The most important factor in building a successful IT project is simplification. Simplification means that the overall system should be as simple as it can possible be while still delivering the goals of the project.
In general, there are three rules you must follow to build a simple IT system.
- Keep it small.
- Keep it separate.
- Keep it synergistic.
Let's take a look at each of these.
Rule 1. Keep it small.
Keeping it small means that a system should have no more functionality than it needs to deliver its defined goals. Every ounce of IT functionality must be clearly traceable to the business goals of the project. If a function is not traceable, it should be removed.
This, of course, can only be done if the business goals are clearly understood. Usually they are not. So make sure that at the beginning of the project, the business folks and the IT folks have clearly documented each business goal of the system. And that every bit of planned functionality can be mapped back to one of those goals.
This goal is often at odds with people's desire to make systems "reusable". In order to make systems more "reusable", IT likes to make systems more configurable and more functional. IT often convinces the business that reusability is an important goal, thereby justifying their efforts. Efforts to achieve reusability almost always add unnecessary complexity, and, in the end, rarely succeed. Think long and hard before you sacrifice simplicity at the alter of reusability.
Rule 2. Keep it separate.
An IT organization will inevitably need many systems and these systems will need to interoperate. Interoperability is at odds with simplicity. From a simplicity perspective, the less interoperability between systems, the better. From a corporate perspective, the more interoperability between systems, the better.
You can see the conflict. It is important to strike a balance between these two objectives. Design as much interoperability as necessary, but no more than necessary and design it with as much respect as possible for the boundaries between systems.
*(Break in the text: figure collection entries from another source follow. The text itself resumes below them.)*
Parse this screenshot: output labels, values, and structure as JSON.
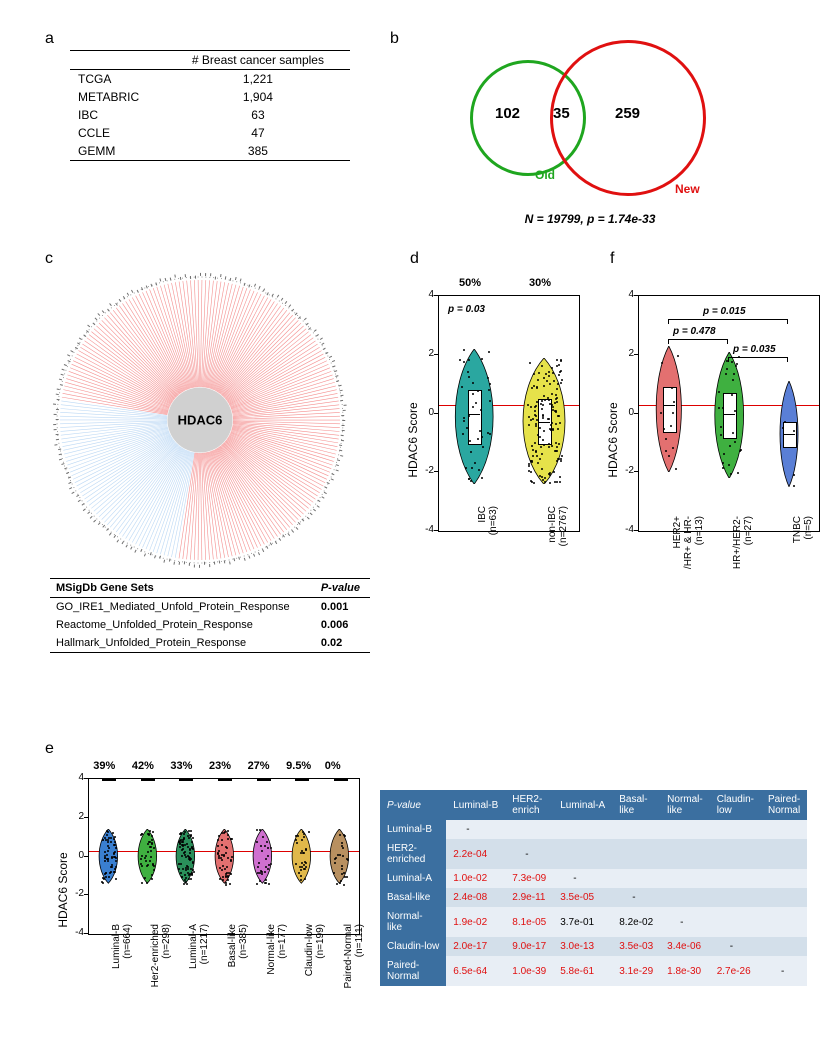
{
  "panel_labels": {
    "a": "a",
    "b": "b",
    "c": "c",
    "d": "d",
    "e": "e",
    "f": "f"
  },
  "panel_a": {
    "header": "# Breast cancer samples",
    "rows": [
      {
        "name": "TCGA",
        "n": "1,221"
      },
      {
        "name": "METABRIC",
        "n": "1,904"
      },
      {
        "name": "IBC",
        "n": "63"
      },
      {
        "name": "CCLE",
        "n": "47"
      },
      {
        "name": "GEMM",
        "n": "385"
      }
    ]
  },
  "panel_b": {
    "left_count": "102",
    "overlap_count": "35",
    "right_count": "259",
    "left_label": "Old",
    "right_label": "New",
    "left_color": "#1fa61f",
    "right_color": "#e01010",
    "caption": "N = 19799, p = 1.74e-33"
  },
  "panel_c": {
    "hub_label": "HDAC6",
    "spokes_red": 190,
    "spokes_blue": 40,
    "red_color": "#f06060",
    "blue_color": "#a0c8f0",
    "msig_header_set": "MSigDb Gene Sets",
    "msig_header_p": "P-value",
    "msig_rows": [
      {
        "name": "GO_IRE1_Mediated_Unfold_Protein_Response",
        "p": "0.001"
      },
      {
        "name": "Reactome_Unfolded_Protein_Response",
        "p": "0.006"
      },
      {
        "name": "Hallmark_Unfolded_Protein_Response",
        "p": "0.02"
      }
    ]
  },
  "panel_d": {
    "yaxis_label": "HDAC6 Score",
    "ylim": [
      -4,
      4
    ],
    "yticks": [
      -4,
      -2,
      0,
      2,
      4
    ],
    "pvalue": "p = 0.03",
    "ref_y": 0.3,
    "percents": [
      "50%",
      "30%"
    ],
    "groups": [
      {
        "label": "IBC\n(n=63)",
        "color": "#2aa7a0",
        "median": 0.0,
        "q1": -1.0,
        "q3": 0.8,
        "width": 0.9
      },
      {
        "label": "non-IBC\n(n=2767)",
        "color": "#e6e24a",
        "median": -0.3,
        "q1": -1.0,
        "q3": 0.5,
        "width": 1.0
      }
    ]
  },
  "panel_f": {
    "yaxis_label": "HDAC6 Score",
    "ylim": [
      -4,
      4
    ],
    "yticks": [
      -4,
      -2,
      0,
      2,
      4
    ],
    "ref_y": 0.3,
    "pvals": [
      {
        "text": "p = 0.015",
        "from": 0,
        "to": 2,
        "y": 3.2
      },
      {
        "text": "p = 0.478",
        "from": 0,
        "to": 1,
        "y": 2.5
      },
      {
        "text": "p = 0.035",
        "from": 1,
        "to": 2,
        "y": 1.9
      }
    ],
    "groups": [
      {
        "label": "HER2+\n/HR+ & HR-\n(n=13)",
        "color": "#e37070",
        "median": 0.3,
        "q1": -0.6,
        "q3": 0.9,
        "width": 0.7
      },
      {
        "label": "HR+/HER2-\n(n=27)",
        "color": "#3fb040",
        "median": 0.0,
        "q1": -0.8,
        "q3": 0.7,
        "width": 0.8
      },
      {
        "label": "TNBC\n(n=5)",
        "color": "#5a7fd6",
        "median": -0.7,
        "q1": -1.1,
        "q3": -0.3,
        "width": 0.5
      }
    ]
  },
  "panel_e": {
    "yaxis_label": "HDAC6 Score",
    "ylim": [
      -4,
      4
    ],
    "yticks": [
      -4,
      -2,
      0,
      2,
      4
    ],
    "ref_y": 0.3,
    "percents": [
      "39%",
      "42%",
      "33%",
      "23%",
      "27%",
      "9.5%",
      "0%"
    ],
    "groups": [
      {
        "label": "Luminal-B\n(n=664)",
        "color": "#3a7fd0"
      },
      {
        "label": "Her2-enriched\n(n=298)",
        "color": "#3fb040"
      },
      {
        "label": "Luminal-A\n(n=1217)",
        "color": "#2a8f5a"
      },
      {
        "label": "Basal-like\n(n=385)",
        "color": "#e37070"
      },
      {
        "label": "Normal-like\n(n=177)",
        "color": "#cf70cf"
      },
      {
        "label": "Claudin-low\n(n=199)",
        "color": "#e0b84a"
      },
      {
        "label": "Paired-Normal\n(n=111)",
        "color": "#b89060"
      }
    ],
    "table": {
      "header": [
        "P-value",
        "Luminal-B",
        "HER2-enrich",
        "Luminal-A",
        "Basal-like",
        "Normal-like",
        "Claudin-low",
        "Paired-Normal"
      ],
      "rows": [
        {
          "name": "Luminal-B",
          "cells": [
            "-",
            "",
            "",
            "",
            "",
            "",
            ""
          ]
        },
        {
          "name": "HER2-\nenriched",
          "cells": [
            "2.2e-04",
            "-",
            "",
            "",
            "",
            "",
            ""
          ]
        },
        {
          "name": "Luminal-A",
          "cells": [
            "1.0e-02",
            "7.3e-09",
            "-",
            "",
            "",
            "",
            ""
          ]
        },
        {
          "name": "Basal-like",
          "cells": [
            "2.4e-08",
            "2.9e-11",
            "3.5e-05",
            "-",
            "",
            "",
            ""
          ]
        },
        {
          "name": "Normal-\nlike",
          "cells": [
            "1.9e-02",
            "8.1e-05",
            "3.7e-01",
            "8.2e-02",
            "-",
            "",
            ""
          ]
        },
        {
          "name": "Claudin-low",
          "cells": [
            "2.0e-17",
            "9.0e-17",
            "3.0e-13",
            "3.5e-03",
            "3.4e-06",
            "-",
            ""
          ]
        },
        {
          "name": "Paired-\nNormal",
          "cells": [
            "6.5e-64",
            "1.0e-39",
            "5.8e-61",
            "3.1e-29",
            "1.8e-30",
            "2.7e-26",
            "-"
          ]
        }
      ],
      "nonsig": [
        "3.7e-01",
        "8.2e-02"
      ],
      "header_bg": "#3b6fa0",
      "header_fg": "#ffffff",
      "row_even_bg": "#e8eef5",
      "row_odd_bg": "#d3dfea",
      "sig_color": "#e01010"
    }
  }
}
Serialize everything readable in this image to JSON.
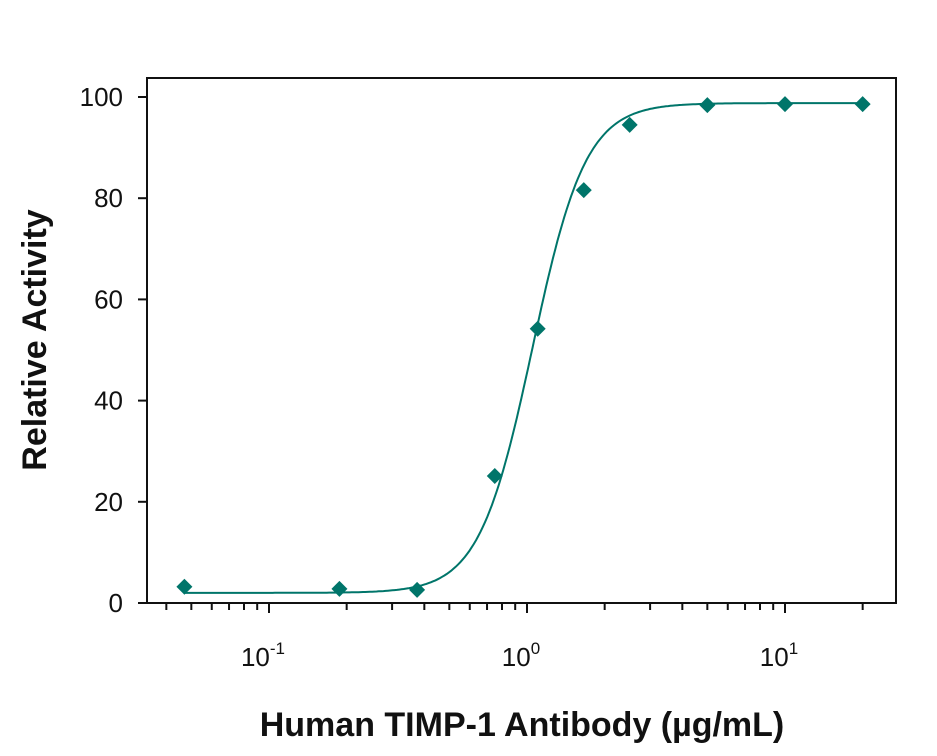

Rules 3. Keep it synergistic.
One of the most critical issues, from a simplicity perspective, is how functionality is placed. Many systems suffer huge complexity problems because functionality that should be co-located is not, or, just as serious, functionality that should not be co-located, is. It is critical that functions be placed based on natural (that is, business-defined) synergies.
So if simplicity is your game, remember the three S's that govern simplicity: small, separate, and synergistic. You won't be sorry!